Le tarif de la redevance de stationnement est déterminé en vue de favoriser la fluidité de la circulation, la rotation du stationnement des véhicules sur voirie et l'utilisation des moyens de transports collectifs ou respectueux de l'environnement. Il peut être modulé en fonction de la durée du stationnement, de la surface occupée par le véhicule ou de sa contribution à la pollution atmosphérique. Il peut instaurer une tranche gratuite pour une durée déterminée, de même qu'une tarification spécifique pour certaines catégories d'usagers, notamment les résidents, comme cela est déjà prévu aujourd'hui.

L'établissement du barème tarifaire tient compte des coûts d'installation, de maintenance et de renouvellement des équipements nécessaires à la collecte du produit de la redevance de stationnement par la commune, le groupement de communes, l'établissement public de coopération intercommunale, le syndicat mixte ou le tiers contractant désigné pour exercer ces missions . Il tient également compte des coûts relatifs à la mise en oeuvre du forfait de post-stationnement.

Le tarif du forfait de post-stationnement ne peut excéder le montant maximal de la redevance de stationnement due pour une journée ou une durée plus courte selon les dispositions du barème en vigueur dans la zone considérée. Le montant du forfait de post-stationnement dû par l'usager, déduction faite le cas échéant du montant de la redevance de stationnement spontanément réglée, est notifié à l'usager par un avis de paiement apposé sur son véhicule par un agent de la commune, du groupement de communes, de l'établissement public de coopération intercommunale, du syndicat mixte ou du tiers contractant désigné pour exercer cette mission. Les informations portées sur l'avis de paiement du forfait de post-stationnement sont réputées exactes jusqu'à preuve du contraire.

Le produit issu des redevances de post-stationnement finance les opérations destinées à améliorer les transports en commun ou respectueux de l'environnement et la circulation.

Les modalités d'application de l'article sont déterminées par décret en Conseil d'Etat.

Le 3° du A inclut le produit de la redevance de stationnement dans la liste des recettes non fiscales de la section de fonctionnement des communes.

Le B précise, à l'article 261 D du code général des impôts, que le stationnement des véhicules soumis à TVA inclut le stationnement sur et hors voirie.

L'article L. 411-1 du code de la route cite et reprend le contenu intégral des articles L. 2213-1 à L. 2213-6 du code général des collectivités territoriales. Le C de l'amendement préserve les références à ces articles mais supprime leur contenu, qu'il n'est pas nécessaire de reproduire.

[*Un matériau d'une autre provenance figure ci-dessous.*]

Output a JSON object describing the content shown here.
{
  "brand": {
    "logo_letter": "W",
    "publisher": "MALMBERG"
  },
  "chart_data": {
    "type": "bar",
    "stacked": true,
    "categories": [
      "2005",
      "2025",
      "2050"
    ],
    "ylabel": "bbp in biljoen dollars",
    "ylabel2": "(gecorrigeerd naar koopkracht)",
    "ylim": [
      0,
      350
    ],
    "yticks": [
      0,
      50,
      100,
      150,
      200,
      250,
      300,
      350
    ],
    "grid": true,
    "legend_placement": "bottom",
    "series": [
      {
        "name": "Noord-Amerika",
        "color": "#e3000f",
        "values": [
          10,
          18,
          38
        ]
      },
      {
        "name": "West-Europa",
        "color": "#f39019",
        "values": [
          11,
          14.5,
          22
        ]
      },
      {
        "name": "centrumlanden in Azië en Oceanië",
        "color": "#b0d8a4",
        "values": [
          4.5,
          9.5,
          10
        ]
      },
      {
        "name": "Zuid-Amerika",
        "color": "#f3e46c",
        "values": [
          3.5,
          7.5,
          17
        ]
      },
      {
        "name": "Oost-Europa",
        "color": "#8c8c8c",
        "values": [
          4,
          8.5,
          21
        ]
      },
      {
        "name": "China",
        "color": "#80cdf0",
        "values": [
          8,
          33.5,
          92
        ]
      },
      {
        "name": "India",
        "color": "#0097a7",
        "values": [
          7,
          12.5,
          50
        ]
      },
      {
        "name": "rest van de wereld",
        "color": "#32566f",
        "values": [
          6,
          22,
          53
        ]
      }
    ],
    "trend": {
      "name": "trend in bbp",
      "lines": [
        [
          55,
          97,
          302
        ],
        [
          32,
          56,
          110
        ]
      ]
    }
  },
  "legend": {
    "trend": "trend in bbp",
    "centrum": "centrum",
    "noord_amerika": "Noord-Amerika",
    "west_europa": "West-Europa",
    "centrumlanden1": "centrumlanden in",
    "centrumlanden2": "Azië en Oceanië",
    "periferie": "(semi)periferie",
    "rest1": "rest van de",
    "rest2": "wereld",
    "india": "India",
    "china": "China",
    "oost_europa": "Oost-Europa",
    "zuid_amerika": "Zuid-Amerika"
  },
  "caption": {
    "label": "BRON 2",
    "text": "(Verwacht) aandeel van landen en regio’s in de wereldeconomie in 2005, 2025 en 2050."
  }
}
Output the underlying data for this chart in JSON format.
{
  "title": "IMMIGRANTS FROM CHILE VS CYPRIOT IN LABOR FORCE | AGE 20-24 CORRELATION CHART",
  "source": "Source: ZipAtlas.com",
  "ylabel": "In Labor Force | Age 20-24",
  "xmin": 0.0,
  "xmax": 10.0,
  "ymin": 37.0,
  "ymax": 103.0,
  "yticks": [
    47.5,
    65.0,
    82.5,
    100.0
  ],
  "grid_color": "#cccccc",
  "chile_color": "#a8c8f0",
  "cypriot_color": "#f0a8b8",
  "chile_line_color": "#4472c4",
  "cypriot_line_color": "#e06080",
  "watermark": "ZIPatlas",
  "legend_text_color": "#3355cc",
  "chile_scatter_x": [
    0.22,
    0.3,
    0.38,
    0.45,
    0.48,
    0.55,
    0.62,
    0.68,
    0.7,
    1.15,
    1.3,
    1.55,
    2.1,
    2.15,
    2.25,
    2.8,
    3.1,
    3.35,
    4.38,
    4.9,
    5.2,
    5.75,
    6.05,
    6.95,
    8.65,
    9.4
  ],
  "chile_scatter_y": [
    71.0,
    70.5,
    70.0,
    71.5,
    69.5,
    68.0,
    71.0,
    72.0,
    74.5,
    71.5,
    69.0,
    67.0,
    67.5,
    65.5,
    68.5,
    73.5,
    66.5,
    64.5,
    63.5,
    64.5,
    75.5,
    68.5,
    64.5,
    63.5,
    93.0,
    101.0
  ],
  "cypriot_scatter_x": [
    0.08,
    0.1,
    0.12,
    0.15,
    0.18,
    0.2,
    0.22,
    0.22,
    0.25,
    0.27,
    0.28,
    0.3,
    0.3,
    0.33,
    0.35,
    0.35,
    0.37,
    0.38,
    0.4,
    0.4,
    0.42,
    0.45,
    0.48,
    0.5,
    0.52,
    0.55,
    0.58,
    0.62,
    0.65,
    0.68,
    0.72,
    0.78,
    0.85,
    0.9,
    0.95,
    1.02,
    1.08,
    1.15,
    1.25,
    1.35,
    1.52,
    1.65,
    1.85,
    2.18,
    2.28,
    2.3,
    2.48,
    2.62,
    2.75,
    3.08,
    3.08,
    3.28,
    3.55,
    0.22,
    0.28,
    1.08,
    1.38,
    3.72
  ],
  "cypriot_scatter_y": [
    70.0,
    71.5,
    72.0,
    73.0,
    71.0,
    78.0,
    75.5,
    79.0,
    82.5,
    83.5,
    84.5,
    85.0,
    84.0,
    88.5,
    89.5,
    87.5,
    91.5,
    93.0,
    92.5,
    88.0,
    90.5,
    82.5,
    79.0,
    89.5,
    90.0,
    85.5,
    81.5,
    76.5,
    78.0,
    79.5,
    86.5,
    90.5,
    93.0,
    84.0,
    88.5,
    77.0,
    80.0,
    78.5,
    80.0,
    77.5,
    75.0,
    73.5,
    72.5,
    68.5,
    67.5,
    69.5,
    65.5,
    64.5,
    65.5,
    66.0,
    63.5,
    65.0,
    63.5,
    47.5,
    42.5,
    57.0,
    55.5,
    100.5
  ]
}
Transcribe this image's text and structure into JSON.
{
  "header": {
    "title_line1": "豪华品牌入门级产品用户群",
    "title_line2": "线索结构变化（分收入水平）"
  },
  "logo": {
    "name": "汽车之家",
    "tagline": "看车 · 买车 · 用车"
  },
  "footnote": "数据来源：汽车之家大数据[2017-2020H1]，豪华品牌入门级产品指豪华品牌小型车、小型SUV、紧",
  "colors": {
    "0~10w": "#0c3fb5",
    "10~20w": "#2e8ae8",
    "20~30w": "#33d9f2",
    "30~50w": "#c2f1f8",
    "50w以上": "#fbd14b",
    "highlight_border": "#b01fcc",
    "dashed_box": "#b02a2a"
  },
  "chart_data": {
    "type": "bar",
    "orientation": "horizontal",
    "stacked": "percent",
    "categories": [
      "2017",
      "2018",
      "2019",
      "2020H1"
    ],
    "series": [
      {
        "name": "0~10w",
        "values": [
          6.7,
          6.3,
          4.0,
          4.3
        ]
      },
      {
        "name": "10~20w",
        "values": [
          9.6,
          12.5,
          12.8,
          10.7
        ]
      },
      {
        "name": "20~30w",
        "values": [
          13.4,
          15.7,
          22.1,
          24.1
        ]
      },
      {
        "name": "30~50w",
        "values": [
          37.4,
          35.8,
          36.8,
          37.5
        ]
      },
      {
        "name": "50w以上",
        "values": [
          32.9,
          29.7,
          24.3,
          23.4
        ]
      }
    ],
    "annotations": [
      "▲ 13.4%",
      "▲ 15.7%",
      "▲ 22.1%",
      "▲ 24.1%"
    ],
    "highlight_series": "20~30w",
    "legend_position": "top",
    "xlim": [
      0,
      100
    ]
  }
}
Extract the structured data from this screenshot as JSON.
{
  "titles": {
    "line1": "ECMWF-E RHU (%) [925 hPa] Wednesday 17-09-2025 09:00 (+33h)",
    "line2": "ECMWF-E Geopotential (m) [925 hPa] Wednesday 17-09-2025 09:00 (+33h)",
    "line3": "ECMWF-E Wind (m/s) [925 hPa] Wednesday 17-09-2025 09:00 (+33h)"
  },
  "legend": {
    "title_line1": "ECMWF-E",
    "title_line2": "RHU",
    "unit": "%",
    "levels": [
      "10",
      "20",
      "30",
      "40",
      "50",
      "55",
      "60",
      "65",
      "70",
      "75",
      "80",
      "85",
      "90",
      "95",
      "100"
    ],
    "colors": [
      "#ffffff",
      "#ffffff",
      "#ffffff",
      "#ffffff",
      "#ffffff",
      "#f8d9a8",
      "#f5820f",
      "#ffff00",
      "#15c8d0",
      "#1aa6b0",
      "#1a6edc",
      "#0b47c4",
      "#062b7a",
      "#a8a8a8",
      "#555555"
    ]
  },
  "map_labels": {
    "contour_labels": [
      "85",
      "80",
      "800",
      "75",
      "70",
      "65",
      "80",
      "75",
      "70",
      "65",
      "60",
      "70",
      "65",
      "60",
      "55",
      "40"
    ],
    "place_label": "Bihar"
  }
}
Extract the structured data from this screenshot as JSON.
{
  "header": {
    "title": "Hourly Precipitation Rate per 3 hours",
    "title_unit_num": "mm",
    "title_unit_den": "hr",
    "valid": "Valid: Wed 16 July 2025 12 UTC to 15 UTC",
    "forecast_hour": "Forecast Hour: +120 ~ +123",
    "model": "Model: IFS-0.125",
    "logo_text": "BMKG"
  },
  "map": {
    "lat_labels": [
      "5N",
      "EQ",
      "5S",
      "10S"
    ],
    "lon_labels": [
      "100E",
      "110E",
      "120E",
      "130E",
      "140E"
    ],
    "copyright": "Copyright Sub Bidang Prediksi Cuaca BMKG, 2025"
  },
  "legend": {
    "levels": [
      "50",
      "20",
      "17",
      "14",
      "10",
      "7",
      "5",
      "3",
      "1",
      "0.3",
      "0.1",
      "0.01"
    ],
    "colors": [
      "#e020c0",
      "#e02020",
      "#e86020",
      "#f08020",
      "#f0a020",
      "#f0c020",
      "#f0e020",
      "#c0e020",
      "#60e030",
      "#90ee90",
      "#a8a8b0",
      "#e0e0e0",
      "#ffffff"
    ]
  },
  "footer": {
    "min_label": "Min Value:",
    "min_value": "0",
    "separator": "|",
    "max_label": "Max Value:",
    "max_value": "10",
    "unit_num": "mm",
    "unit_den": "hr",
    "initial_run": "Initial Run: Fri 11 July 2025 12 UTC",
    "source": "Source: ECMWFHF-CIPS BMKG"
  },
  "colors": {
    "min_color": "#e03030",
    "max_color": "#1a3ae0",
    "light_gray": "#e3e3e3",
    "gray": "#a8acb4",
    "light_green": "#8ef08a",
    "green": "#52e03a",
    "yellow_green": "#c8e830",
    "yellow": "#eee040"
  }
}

Enfin, le D précise que cet article entre en vigueur à compter du premier jour du dix-huitième mois suivant la promulgation de la loi.

Votre commission a adopté ces deux amendements à l'unanimité.


* 4 Rapport de synthèse sur l'évolution du stationnement payant, Jacques Andrieu, Michel Mazard, Anne Bolliet, Claude Hossard, Werner Gagneron, Frédéric Desportes, Gilles Clavreul, Daniel Fedou, Juin 2005.

* 5 Cour des comptes, rapport public annuel 2010.